The work is still early. The experiments were done in lab-grown cells, not in living organisms. The team has filed two patents and plans further research, but they're explicit about the goal: to use this transport method or similar natural pathways to deliver medicines that directly counteract mitochondrial decline while minimizing side effects. The appeal is obvious. If you can target the organelle precisely, you avoid flooding the whole body with a drug, which means fewer unwanted effects, both immediate and long-term.
What makes this work elegant is its simplicity. Rather than engineering new delivery systems from scratch, the researchers asked what the cell already knows how to do and built on that. It's a reminder that sometimes the most powerful innovations come not from inventing something entirely new, but from understanding and repurposing what's already there. The next phase will determine whether this approach works in living tissue, in whole organisms, and ultimately in people. But the principle is now proven: the door to the mitochondria can be opened from the inside.
Notable Quotes
We can use the body's natural mitochondrial transport system to deliver drugs much more precisely.— Peter Abadir, associate professor of geriatric medicine, Johns Hopkins University School of Medicine
Scientists have been trying to get therapies directly into the organelle to counteract mitochondrial decline for decades. This approach uses the body's natural systems, which may greatly reduce negative side effects.— Peter Abadir
The Hearth Conversation Another angle on the story
Why has getting drugs into mitochondria been so hard for so long?
The double membrane is the core problem. It's a barrier that evolved to protect the organelle, but it also keeps out most molecules we'd want to send in. You can't just force a drug through—it doesn't work that way at the cellular level.
So what changed with this approach?
They stopped trying to break through the barrier and instead asked: what does the mitochondria already let through? The answer was transport proteins. The cell uses these all the time to move things across membranes. The researchers essentially attached the drug to one of these proteins, so the mitochondria treated it as cargo it was supposed to accept.

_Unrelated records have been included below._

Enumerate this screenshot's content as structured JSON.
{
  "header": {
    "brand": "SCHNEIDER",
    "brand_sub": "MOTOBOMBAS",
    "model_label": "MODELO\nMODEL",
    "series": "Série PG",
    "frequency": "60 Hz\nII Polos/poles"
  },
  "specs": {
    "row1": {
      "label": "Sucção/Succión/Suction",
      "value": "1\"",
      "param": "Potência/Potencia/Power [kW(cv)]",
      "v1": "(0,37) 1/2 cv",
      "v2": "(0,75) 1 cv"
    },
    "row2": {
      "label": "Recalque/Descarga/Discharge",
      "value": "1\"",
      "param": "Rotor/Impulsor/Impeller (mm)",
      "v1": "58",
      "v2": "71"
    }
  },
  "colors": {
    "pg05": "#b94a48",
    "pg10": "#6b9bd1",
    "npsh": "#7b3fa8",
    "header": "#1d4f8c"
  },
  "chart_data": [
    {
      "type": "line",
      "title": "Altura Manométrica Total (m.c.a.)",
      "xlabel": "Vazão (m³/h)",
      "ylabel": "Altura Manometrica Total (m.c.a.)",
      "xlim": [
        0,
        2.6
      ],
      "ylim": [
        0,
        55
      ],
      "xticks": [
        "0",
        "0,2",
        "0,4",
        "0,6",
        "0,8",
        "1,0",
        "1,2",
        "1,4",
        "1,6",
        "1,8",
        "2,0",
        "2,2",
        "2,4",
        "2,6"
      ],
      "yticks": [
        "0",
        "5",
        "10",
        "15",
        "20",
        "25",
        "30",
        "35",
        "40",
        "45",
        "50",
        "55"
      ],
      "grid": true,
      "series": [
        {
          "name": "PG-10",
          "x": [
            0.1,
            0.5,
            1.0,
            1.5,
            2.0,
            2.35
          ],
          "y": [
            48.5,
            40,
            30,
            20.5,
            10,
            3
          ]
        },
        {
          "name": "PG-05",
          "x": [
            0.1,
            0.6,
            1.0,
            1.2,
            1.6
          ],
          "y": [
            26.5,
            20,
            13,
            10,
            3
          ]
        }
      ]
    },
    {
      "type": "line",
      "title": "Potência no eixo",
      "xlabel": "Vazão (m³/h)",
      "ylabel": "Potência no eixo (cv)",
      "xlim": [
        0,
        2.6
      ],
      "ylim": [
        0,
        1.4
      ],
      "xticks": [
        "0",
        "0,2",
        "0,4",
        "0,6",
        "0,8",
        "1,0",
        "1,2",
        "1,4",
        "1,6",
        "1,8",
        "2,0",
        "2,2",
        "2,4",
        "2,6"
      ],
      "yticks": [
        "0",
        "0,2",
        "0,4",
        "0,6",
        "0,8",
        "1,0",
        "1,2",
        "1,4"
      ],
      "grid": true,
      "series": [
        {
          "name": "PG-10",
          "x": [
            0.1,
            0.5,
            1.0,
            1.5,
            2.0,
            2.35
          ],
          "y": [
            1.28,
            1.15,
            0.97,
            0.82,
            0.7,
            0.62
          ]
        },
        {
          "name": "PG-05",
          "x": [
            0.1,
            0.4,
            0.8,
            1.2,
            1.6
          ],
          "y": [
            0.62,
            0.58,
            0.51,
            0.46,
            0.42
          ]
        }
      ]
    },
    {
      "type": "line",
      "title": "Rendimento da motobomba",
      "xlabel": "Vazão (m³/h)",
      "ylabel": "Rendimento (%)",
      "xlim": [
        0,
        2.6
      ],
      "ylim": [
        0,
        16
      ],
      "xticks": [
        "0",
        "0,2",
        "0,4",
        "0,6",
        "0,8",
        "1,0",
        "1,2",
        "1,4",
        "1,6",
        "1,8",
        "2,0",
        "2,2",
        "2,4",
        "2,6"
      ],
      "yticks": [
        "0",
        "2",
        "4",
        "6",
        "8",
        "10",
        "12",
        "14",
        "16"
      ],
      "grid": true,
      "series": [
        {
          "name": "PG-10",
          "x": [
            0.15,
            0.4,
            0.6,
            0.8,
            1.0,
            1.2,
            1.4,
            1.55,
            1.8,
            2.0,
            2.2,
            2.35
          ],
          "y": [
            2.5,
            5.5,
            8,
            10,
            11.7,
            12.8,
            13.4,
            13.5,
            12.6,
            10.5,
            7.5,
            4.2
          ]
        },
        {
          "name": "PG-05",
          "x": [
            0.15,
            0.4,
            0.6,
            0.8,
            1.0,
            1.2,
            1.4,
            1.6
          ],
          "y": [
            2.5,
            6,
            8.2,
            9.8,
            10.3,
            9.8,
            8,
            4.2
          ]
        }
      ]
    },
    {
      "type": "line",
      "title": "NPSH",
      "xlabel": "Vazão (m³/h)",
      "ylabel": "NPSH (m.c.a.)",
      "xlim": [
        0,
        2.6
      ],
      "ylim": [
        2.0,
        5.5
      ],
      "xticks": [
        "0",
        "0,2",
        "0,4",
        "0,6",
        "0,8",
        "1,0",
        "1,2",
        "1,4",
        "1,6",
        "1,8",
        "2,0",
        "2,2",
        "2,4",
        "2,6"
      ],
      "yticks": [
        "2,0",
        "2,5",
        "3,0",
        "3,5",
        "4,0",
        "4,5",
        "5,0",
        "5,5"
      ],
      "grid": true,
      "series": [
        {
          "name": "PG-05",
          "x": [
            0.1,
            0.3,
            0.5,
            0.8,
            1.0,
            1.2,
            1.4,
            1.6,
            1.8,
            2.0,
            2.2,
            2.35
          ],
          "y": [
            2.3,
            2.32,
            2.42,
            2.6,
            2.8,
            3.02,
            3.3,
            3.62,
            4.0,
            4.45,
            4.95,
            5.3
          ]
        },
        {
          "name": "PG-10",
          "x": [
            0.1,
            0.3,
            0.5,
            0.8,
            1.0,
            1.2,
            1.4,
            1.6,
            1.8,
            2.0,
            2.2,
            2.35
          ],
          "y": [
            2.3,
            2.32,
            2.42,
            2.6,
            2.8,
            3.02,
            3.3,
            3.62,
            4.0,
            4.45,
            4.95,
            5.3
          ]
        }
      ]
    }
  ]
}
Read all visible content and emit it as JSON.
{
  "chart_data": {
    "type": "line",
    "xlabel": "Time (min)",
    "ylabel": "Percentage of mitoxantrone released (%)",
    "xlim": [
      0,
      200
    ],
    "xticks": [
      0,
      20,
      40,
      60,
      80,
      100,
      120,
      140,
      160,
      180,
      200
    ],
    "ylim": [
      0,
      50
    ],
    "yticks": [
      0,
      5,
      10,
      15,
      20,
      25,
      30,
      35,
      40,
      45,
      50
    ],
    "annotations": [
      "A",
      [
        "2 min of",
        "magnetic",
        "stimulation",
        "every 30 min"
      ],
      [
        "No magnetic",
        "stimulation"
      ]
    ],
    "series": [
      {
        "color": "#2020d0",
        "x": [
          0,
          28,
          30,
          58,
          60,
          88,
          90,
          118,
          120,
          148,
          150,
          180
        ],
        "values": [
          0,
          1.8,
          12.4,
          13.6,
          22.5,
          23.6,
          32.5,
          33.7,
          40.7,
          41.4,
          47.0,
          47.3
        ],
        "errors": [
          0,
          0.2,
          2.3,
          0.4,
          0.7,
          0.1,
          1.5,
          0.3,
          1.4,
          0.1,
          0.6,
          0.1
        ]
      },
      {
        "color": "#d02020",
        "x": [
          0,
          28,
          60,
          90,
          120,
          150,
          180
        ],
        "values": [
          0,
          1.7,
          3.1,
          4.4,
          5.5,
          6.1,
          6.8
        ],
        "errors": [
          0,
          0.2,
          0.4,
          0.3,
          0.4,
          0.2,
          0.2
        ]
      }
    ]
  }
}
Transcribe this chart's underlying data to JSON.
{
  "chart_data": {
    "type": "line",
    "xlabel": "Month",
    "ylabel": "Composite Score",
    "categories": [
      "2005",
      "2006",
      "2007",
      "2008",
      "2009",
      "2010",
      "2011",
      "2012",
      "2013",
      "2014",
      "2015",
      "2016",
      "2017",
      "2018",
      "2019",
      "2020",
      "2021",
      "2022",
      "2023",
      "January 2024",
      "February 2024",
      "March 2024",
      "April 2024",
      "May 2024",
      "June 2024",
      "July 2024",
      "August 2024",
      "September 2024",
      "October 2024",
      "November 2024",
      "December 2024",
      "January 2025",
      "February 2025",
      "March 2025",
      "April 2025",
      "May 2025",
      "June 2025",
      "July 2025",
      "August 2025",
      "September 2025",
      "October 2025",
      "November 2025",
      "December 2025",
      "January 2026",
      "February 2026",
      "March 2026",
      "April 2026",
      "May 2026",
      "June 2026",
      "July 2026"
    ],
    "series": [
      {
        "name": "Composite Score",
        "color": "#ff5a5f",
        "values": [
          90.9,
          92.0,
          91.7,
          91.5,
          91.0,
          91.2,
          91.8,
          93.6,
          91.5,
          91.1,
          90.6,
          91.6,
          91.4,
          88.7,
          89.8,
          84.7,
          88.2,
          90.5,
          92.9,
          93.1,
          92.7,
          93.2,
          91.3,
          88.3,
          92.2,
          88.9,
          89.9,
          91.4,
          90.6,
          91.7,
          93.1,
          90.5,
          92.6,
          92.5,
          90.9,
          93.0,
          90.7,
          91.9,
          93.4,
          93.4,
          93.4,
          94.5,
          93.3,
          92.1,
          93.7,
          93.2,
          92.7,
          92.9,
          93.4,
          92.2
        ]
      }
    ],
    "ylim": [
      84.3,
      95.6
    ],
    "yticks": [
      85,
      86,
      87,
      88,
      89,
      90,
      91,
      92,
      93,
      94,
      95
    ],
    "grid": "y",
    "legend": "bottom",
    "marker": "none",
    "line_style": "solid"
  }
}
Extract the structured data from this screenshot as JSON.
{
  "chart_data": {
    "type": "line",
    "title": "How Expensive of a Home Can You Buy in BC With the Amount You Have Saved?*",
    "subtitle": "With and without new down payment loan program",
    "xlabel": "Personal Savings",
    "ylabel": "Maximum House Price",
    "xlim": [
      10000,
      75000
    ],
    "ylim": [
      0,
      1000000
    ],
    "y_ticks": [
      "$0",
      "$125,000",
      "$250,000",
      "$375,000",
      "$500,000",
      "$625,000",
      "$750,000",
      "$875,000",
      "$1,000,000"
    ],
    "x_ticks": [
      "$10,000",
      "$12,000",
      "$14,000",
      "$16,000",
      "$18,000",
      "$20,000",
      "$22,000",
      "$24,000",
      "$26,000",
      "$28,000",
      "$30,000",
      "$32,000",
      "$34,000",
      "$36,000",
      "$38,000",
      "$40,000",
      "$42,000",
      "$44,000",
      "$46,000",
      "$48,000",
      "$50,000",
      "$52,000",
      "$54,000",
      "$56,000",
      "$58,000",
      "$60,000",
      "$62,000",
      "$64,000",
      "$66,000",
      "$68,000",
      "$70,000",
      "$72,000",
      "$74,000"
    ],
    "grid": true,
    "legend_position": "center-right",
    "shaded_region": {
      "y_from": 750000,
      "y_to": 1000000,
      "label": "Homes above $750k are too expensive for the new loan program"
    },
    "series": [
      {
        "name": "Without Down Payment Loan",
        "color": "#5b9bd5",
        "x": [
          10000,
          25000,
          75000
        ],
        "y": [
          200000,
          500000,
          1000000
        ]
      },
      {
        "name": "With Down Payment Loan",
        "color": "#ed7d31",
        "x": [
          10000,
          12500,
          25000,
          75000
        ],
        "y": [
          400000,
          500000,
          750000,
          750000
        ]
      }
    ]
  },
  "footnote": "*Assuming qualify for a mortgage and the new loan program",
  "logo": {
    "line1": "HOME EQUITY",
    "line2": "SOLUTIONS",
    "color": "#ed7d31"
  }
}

That sounds almost too simple.
It is simple, which is part of why it's elegant. But getting there required understanding the system deeply enough to know which proteins to use and how to fuse them to the drug without breaking either one. The lab work was meticulous.
Why does this matter for aging specifically?
Because mitochondrial decline is one of the core drivers of aging. As you get older, these organelles produce less energy and accumulate damage. That ripples through everything—your organs weaken, inflammation rises, you become frail. If you could deliver a drug directly to the mitochondria to counteract that decline, you'd be addressing aging at its root.
Is this going to work in people?
That's the open question. This was done in cells grown in a dish. The next steps are animal models, then eventually human trials. But the principle is proven. They showed the drug gets where it needs to go at much higher concentrations than it would otherwise.
What's the real significance here—is it just about this one blood pressure drug?
No. Losartan was the proof of concept. The real significance is the method itself. If this transport system works for one drug, it could work for many others. It opens a whole new category of therapies that were previously impossible to deliver.